A BBC investigation has shown that some patients are going to A&E units over 50 times a year.
Under the Freedom of Information act data from 183 sites showed that nearly 12,000 people made over ten visits to the same unit in 2012-13 with 150 people attending more than 50 times.
Doctors have warned that whilst the issue is confined to a minority of patients it was adding mounting pressure on the system over the winter with many hospitals already struggling to hit their waiting times.
In the fortnight leading up to Christmas the four-hour target was missed overall.
Dr Cliff Mann, of the College of Emergency Medicine has said that the BBC’s findings have raised some worrying questions as hospitals are struggling to cope. “At a time when emergency departments are very busy, it is clear that repeat non-emergency attendees are adding to the pressures,” he said.

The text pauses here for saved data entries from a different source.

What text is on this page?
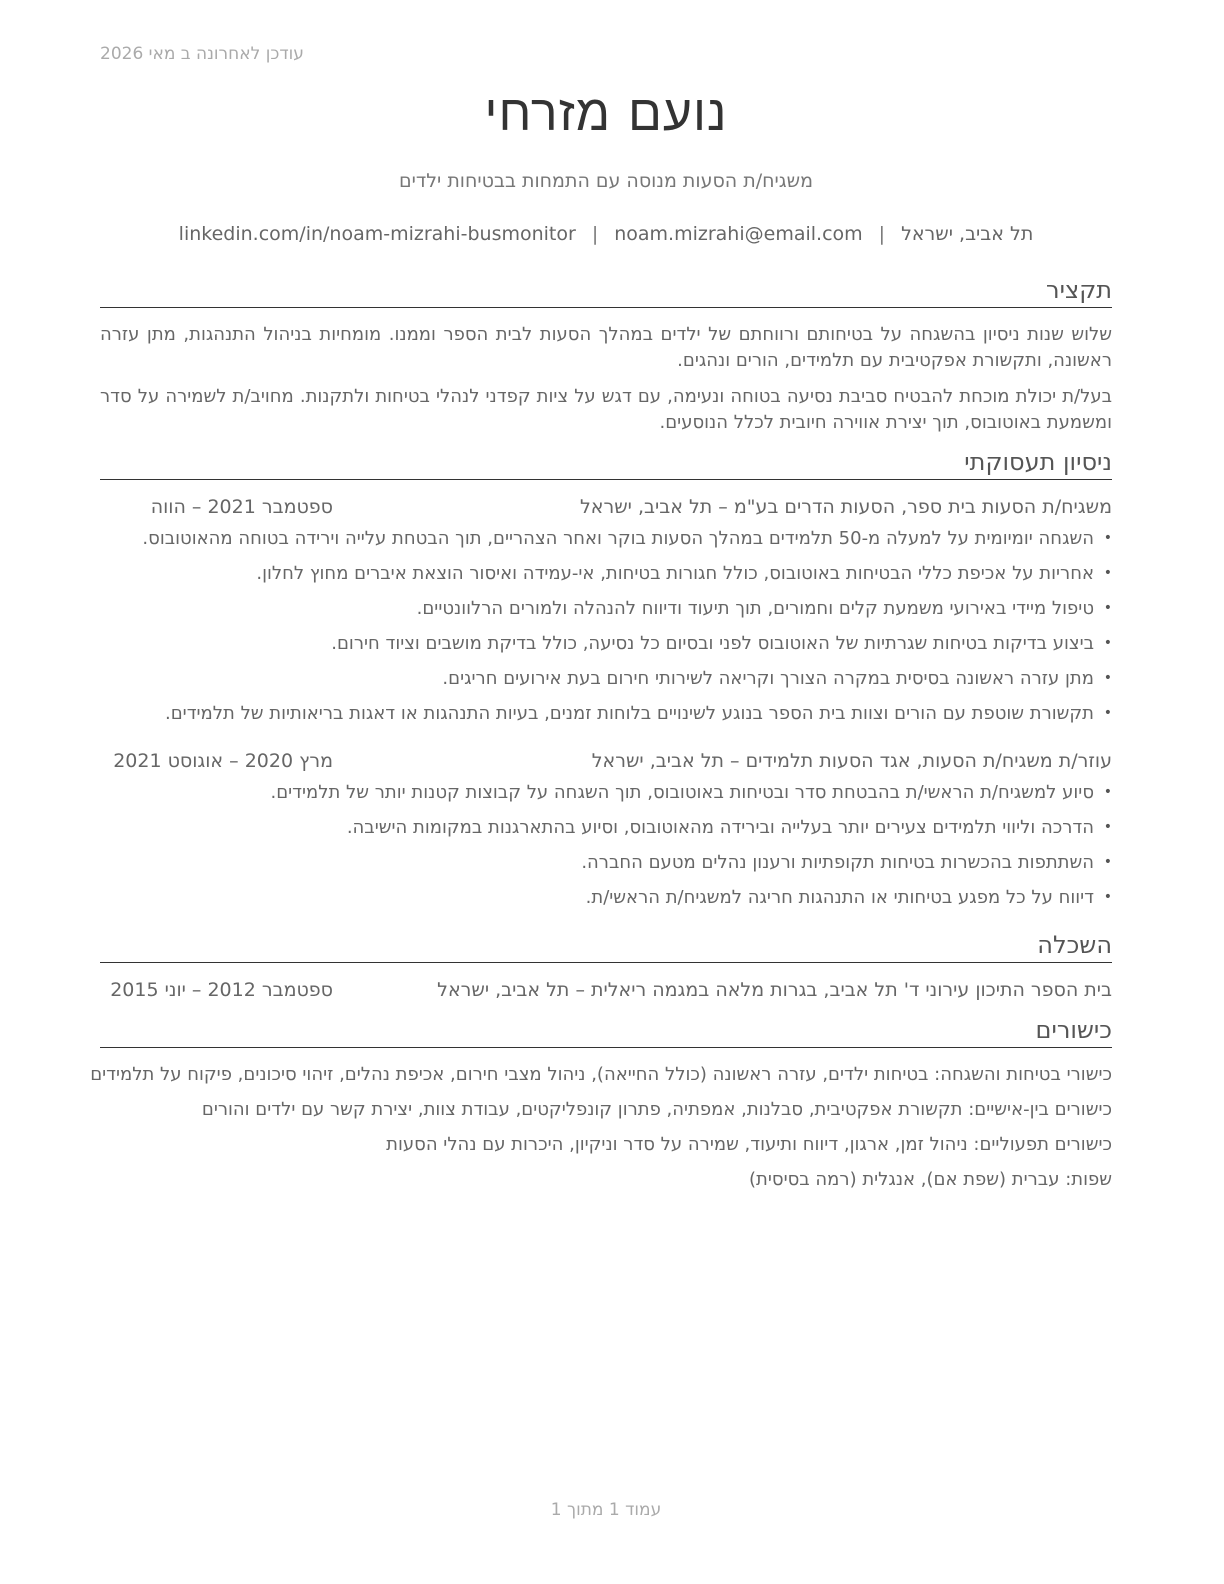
עודכן לאחרונה ב מאי 2026
נועם מזרחי
משגיח/ת הסעות מנוסה עם התמחות בבטיחות ילדים
תל אביב, ישראל|noam.mizrahi@email.com|linkedin.com/in/noam-mizrahi-busmonitor
תקציר

שלוש שנות ניסיון בהשגחה על בטיחותם ורווחתם של ילדים במהלך הסעות לבית הספר וממנו. מומחיות בניהול התנהגות, מתן עזרה ראשונה, ותקשורת אפקטיבית עם תלמידים, הורים ונהגים.

בעל/ת יכולת מוכחת להבטיח סביבת נסיעה בטוחה ונעימה, עם דגש על ציות קפדני לנהלי בטיחות ולתקנות. מחויב/ת לשמירה על סדר ומשמעת באוטובוס, תוך יצירת אווירה חיובית לכלל הנוסעים.

ניסיון תעסוקתי
משגיח/ת הסעות בית ספר, הסעות הדרים בע"מ – תל אביב, ישראל
ספטמבר 2021 – הווה
• השגחה יומיומית על למעלה מ-50 תלמידים במהלך הסעות בוקר ואחר הצהריים, תוך הבטחת עלייה וירידה בטוחה מהאוטובוס.
• אחריות על אכיפת כללי הבטיחות באוטובוס, כולל חגורות בטיחות, אי-עמידה ואיסור הוצאת איברים מחוץ לחלון.
• טיפול מיידי באירועי משמעת קלים וחמורים, תוך תיעוד ודיווח להנהלה ולמורים הרלוונטיים.
• ביצוע בדיקות בטיחות שגרתיות של האוטובוס לפני ובסיום כל נסיעה, כולל בדיקת מושבים וציוד חירום.
• מתן עזרה ראשונה בסיסית במקרה הצורך וקריאה לשירותי חירום בעת אירועים חריגים.
• תקשורת שוטפת עם הורים וצוות בית הספר בנוגע לשינויים בלוחות זמנים, בעיות התנהגות או דאגות בריאותיות של תלמידים.
עוזר/ת משגיח/ת הסעות, אגד הסעות תלמידים – תל אביב, ישראל
מרץ 2020 – אוגוסט 2021
• סיוע למשגיח/ת הראשי/ת בהבטחת סדר ובטיחות באוטובוס, תוך השגחה על קבוצות קטנות יותר של תלמידים.
• הדרכה וליווי תלמידים צעירים יותר בעלייה ובירידה מהאוטובוס, וסיוע בהתארגנות במקומות הישיבה.
• השתתפות בהכשרות בטיחות תקופתיות ורענון נהלים מטעם החברה.
• דיווח על כל מפגע בטיחותי או התנהגות חריגה למשגיח/ת הראשי/ת.
השכלה
בית הספר התיכון עירוני ד' תל אביב, בגרות מלאה במגמה ריאלית – תל אביב, ישראל
ספטמבר 2012 – יוני 2015
כישורים
כישורי בטיחות והשגחה: בטיחות ילדים, עזרה ראשונה (כולל החייאה), ניהול מצבי חירום, אכיפת נהלים, זיהוי סיכונים, פיקוח על תלמידים
כישורים בין-אישיים: תקשורת אפקטיבית, סבלנות, אמפתיה, פתרון קונפליקטים, עבודת צוות, יצירת קשר עם ילדים והורים
כישורים תפעוליים: ניהול זמן, ארגון, דיווח ותיעוד, שמירה על סדר וניקיון, היכרות עם נהלי הסעות
שפות: עברית (שפת אם), אנגלית (רמה בסיסית)
עמוד 1 מתוך 1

Patients Association chief executive Katherine Murphy said: “These figures are of great concern and provide yet more proof that our already overstretched A&E services are being put under increasingly severe strain. It needs to be recognised that every inappropriate attendance at the A&E would detract health professionals from attending to the genuine and often life-threatening emergencies,” she added.
A spokeswoman for NHS England has said that the figures should be see in context as in England alone there were more than 21 million visits to A&E units last year.
“The figures presented here suggest that the number of people attending A&E frequently is relatively small when considered against the big picture. Our A&E departments are trusted by the public and it is really important that people know the NHS will be there for them if they need treatment and care.”
But she added: “It is also important that patients and the public know about and use the full range of health services in their local area. The NHS works hard to ensure people know where to go to get the best care and can use services appropriately.”